No sólo eso, la gente acudió y llegamos a la mágica cifra de 87 visitantes, ¡casi 100!, para mi aquello era fenomenal, y además como me suele ocurrir en situaciones parecidas, esos cambios positivos me ayudaron a transformar MadriSX en un espacio activo, con charlas, presentación de expositores, cenas de hermanamiento y muchas actividades más, algunas de ellas “copiadas” naturalmente de la RU de Barcelona, pero lo que no copiamos fueron las charlas, que afortunadamente las rescatamos de las primeras experiencias que tuvimos entre 1993 y 1995, tanto en Barcelona como Madrid.

Y así nacía todo… los logotipos diseñados por Hnostar profesionalizaron un poco el aspecto de todo, inauguré la nueva web para el club (la que actualmente sigue disponible), y poco después nacían las secciones específicas que conformaban el espectro de actividades del club, al que por cierto se añadieron nuevos usuarios hasta alcanzar la cota máxima de 150 usuarios registrados. Lo mejor es que desde Italia seguíamos trayendo MSX-2 a un precio imbatible y en la propia feria vendimos el MSX-2 Philips NMS 8245 número 100, es decir, habíamos actualizado y rescatado a 100 personas, para mi fue todo un triunfo.

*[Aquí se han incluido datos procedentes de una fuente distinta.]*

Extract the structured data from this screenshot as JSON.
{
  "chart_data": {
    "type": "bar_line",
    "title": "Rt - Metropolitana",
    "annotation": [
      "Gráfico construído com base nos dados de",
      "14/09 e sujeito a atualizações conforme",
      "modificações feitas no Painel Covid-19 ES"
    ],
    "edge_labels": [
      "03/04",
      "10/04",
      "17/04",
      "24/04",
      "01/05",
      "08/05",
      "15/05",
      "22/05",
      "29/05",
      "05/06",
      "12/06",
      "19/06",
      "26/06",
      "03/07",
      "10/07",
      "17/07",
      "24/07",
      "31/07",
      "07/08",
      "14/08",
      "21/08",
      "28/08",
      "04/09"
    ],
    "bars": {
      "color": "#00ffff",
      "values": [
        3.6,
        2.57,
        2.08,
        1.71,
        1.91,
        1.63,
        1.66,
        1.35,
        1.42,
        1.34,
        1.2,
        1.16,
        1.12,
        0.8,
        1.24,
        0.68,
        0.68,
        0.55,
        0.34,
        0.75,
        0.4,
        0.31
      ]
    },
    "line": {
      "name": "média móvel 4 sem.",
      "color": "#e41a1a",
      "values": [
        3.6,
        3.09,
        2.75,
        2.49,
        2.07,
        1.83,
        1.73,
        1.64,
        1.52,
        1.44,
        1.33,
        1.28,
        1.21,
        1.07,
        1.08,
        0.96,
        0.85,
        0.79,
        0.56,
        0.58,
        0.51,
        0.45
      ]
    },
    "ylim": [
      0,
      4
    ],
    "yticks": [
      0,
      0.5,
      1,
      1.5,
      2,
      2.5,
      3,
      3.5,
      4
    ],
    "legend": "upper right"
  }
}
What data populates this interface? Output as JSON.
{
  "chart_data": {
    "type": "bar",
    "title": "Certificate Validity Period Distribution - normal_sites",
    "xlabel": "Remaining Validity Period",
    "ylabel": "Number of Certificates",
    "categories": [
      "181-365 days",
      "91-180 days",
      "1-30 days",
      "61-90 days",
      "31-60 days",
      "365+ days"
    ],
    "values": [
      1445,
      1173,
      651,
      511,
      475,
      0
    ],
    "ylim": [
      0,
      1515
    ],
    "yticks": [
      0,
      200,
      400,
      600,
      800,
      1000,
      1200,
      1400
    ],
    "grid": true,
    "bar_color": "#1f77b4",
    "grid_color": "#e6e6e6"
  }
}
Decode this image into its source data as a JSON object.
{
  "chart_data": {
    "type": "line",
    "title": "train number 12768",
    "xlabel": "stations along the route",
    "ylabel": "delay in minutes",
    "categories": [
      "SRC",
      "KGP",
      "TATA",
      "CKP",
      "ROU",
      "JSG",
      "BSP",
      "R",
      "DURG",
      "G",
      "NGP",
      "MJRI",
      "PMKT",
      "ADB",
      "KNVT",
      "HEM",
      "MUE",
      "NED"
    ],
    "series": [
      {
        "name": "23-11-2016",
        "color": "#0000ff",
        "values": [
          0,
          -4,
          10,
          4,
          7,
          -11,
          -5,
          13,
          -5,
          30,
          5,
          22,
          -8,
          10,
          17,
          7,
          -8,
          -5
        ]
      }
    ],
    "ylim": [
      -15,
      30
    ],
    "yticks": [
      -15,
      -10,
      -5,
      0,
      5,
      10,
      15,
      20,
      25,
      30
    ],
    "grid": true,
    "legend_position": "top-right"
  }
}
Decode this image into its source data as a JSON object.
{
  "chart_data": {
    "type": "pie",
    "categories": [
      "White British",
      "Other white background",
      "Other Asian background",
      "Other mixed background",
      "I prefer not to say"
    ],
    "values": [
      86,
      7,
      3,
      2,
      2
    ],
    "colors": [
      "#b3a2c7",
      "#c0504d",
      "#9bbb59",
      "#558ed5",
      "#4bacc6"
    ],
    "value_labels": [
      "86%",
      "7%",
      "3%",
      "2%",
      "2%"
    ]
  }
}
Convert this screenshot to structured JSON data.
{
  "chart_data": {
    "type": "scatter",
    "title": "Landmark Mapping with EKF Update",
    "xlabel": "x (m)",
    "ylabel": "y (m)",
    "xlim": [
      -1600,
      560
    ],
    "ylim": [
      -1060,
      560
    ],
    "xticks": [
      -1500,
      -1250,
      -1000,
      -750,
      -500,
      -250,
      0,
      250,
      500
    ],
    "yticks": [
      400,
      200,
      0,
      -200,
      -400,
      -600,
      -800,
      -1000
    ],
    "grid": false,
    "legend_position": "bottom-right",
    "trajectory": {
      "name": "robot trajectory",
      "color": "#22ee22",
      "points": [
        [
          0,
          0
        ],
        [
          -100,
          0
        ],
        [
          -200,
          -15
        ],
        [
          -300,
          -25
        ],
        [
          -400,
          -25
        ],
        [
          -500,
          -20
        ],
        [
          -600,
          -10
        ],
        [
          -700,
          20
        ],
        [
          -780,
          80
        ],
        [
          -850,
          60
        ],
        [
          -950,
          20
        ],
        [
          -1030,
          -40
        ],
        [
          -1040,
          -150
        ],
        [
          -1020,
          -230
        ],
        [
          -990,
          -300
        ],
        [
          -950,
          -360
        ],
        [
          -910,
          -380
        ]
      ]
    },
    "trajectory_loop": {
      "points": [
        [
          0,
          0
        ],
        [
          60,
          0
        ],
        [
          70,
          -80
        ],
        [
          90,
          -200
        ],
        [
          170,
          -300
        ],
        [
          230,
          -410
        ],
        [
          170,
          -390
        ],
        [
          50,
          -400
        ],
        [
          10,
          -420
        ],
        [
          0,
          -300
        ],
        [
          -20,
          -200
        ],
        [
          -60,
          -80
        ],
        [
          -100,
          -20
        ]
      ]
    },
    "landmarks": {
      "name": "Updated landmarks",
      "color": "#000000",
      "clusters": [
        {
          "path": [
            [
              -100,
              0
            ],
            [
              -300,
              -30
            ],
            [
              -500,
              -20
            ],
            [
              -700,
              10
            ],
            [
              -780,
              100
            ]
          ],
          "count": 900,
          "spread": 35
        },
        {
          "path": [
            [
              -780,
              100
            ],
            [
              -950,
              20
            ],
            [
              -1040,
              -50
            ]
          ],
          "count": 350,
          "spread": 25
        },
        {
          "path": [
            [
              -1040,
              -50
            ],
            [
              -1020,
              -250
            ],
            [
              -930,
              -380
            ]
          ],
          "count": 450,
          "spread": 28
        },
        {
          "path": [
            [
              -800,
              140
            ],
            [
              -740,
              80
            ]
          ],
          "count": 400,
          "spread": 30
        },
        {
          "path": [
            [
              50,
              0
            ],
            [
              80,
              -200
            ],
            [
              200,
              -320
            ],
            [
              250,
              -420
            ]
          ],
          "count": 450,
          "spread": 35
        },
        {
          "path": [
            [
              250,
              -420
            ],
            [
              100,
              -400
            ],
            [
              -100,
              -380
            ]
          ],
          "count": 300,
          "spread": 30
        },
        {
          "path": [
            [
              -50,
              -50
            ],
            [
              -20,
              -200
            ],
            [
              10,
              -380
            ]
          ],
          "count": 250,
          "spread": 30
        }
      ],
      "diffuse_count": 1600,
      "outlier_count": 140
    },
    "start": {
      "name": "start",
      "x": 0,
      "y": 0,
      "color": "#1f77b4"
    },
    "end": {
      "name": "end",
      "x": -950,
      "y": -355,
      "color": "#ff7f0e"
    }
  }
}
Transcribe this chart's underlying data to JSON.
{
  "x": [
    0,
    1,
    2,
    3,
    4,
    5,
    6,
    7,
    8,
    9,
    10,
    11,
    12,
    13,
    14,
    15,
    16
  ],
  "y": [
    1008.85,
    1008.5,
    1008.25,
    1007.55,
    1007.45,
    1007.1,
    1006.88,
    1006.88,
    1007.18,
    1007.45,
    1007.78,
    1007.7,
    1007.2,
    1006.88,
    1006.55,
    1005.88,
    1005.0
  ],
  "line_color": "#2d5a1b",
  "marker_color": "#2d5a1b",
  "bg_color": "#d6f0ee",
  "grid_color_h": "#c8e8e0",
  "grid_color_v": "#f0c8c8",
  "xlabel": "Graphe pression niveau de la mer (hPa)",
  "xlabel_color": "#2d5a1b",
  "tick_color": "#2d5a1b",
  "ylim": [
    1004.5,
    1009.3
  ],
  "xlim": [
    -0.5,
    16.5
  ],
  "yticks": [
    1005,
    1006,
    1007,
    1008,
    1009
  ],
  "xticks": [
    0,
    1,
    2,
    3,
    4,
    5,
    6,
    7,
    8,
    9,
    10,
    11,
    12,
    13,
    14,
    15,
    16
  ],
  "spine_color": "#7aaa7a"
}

No me queda mucho que añadir, aunque la “casualidad” esa en la que dejé de creer hace muchos años me permitió volver a viajar a Tilburg cuando pensé que no iba a ser posible, y es que una promoción del periódico “El Mundo” me permitió volar a 5.000 pts ida/vuelta a Bruselas con Virgin, y parecía predestinado a repetir experiencia porque ese periódico cayó en mis manos tras muchísimos acontecimientos síncronos, ya que mi vecina trajo el periódico porque mi madre quería nosequé colección, de repente ojeando el periódico vi la promoción y conseguí los cinco cupones a base de esfuerzo, y una noche a las 3 de la madrugada vi una cola de muchísima gente esperando en la sede del periódico en la calle Pradillo, algunos desistieron y pese a que por número no iban a darme el billete a precio especial (tanto esfuerzo para nada), mi desencanto se transformó en alegría cuando algunos empezaron a rendirse, y a las 4 los que habíamos aguantado tuvimos la recompensa, así que a las 5 llegaba a mi casa ¡con los billetes de avión!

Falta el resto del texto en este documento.